Physics Quickie: Consistency of Measure
Sometimes maintaining consistent measure in a physical equation is the most important feature determining the final result. Many people get confused as you start to throw mass, length, and time together to create what are called derived units. For instance, area is a function of length and you achieve area by multiplying two lengths together:
10m * 10m = 100m^2
The unit measures on each side of the equation must remain equal. We have two length units on the left side and so we need two on the right side. How confusing can that be when your term is multiplied, but your unit remains? Well, look at the unit as if it were a variable in algebra. What would happen if you multiplied:
5a * 4a = 20a^2
a = 4
(5)(4) * (4*4) = 20 * 16 = 320
(20)(4^2) = 20 * 16 = 320
You see how our scalar values (called coefficients) can be combined, while the variable can't? It has to maintain consistency until the point where it is replaced by an actual value. In physical equations things like meters and feet have no universal meaning. You don't replace meters with some fixed value, nor do you replace seconds. You can operate a conversion, but then the unit simply changes form, and is still a unit.

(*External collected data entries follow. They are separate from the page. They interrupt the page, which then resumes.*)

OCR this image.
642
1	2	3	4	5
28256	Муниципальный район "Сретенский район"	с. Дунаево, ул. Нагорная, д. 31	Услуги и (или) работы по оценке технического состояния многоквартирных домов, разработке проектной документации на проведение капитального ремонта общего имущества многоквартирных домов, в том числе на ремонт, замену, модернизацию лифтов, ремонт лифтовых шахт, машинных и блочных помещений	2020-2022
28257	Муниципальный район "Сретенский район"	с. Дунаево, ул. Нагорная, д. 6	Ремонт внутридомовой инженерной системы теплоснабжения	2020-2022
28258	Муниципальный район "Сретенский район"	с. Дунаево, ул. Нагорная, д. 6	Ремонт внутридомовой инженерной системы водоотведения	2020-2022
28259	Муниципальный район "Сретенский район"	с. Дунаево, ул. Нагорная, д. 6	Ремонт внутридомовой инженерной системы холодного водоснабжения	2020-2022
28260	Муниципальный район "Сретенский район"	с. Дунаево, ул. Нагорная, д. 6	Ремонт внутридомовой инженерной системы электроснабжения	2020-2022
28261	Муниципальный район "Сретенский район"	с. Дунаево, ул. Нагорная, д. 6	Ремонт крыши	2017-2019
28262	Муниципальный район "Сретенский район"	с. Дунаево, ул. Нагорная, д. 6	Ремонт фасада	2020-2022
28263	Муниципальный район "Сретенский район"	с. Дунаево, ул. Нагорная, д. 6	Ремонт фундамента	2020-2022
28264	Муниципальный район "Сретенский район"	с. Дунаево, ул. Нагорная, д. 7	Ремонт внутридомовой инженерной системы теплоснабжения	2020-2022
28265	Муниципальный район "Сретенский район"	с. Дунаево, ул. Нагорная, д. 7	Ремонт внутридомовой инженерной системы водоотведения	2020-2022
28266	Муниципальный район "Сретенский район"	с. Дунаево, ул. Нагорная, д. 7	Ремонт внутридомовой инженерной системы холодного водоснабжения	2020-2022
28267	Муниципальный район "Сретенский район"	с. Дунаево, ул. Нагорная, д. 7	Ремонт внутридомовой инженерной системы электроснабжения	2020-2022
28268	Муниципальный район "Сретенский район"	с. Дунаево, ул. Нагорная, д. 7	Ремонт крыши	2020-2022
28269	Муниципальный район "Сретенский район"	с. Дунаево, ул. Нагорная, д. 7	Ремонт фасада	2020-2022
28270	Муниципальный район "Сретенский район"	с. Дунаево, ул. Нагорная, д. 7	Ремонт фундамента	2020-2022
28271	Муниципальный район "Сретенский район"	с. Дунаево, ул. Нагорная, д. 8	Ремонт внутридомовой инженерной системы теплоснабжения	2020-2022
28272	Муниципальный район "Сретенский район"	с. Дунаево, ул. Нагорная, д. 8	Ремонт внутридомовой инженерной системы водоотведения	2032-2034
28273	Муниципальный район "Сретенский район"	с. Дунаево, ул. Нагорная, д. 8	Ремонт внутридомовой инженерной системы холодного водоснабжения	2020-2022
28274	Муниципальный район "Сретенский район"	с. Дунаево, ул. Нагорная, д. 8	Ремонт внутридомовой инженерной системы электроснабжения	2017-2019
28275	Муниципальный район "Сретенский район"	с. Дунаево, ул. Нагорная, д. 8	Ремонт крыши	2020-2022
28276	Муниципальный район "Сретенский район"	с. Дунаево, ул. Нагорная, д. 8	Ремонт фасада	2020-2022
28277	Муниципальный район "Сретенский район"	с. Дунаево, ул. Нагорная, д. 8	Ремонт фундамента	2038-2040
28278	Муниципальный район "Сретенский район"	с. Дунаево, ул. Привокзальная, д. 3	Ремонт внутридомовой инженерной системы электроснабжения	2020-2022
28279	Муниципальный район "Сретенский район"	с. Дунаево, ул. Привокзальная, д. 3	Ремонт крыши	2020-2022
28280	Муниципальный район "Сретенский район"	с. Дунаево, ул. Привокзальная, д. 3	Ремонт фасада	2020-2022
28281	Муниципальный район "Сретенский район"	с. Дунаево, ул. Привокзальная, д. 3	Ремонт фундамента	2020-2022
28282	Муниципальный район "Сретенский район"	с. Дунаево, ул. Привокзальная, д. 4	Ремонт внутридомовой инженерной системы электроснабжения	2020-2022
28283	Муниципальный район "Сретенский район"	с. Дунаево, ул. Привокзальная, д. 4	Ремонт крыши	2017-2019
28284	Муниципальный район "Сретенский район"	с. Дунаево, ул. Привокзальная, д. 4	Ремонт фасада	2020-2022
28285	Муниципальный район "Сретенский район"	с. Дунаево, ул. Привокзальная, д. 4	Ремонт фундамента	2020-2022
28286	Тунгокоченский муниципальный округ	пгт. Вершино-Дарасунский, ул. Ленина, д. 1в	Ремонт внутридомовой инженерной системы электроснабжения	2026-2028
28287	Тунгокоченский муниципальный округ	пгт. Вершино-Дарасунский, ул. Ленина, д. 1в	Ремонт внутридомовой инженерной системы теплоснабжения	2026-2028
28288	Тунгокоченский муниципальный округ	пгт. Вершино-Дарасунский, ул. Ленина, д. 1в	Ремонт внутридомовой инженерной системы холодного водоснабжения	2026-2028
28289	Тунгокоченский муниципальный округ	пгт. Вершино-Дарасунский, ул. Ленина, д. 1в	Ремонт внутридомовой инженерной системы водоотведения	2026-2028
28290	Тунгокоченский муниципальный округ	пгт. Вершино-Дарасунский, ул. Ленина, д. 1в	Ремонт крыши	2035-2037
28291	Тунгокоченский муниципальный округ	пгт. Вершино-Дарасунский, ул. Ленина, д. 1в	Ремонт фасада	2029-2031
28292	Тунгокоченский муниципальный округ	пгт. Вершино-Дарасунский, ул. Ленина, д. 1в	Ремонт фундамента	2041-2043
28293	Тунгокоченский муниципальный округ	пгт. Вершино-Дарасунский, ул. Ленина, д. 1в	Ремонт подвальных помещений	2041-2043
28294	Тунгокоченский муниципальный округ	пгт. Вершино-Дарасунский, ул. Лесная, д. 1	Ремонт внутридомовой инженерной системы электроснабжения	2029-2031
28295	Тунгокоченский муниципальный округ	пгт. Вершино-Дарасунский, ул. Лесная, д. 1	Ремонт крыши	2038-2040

With that in mind you can start to explain the distance equation a bit better. The confusing term for most people is in squaring the time within the equation. I was surprised how often this is confused after reading a few quick help guides on the Internet that were simply wrong in the way they discussed the workings of the time squaring term. The final result of the distance equation allows for the squaring the the time term to cancel out the square seconds of the acceleration term. The only unit of measure left after this cancellation is the length unit of the acceleration.
d = 0.5at^2
d = m
t = s
a = m/s^2
??m = (0.5)(9.8m)(??s^2) / s^2
??m = (0.5)(9.8m)(??^2)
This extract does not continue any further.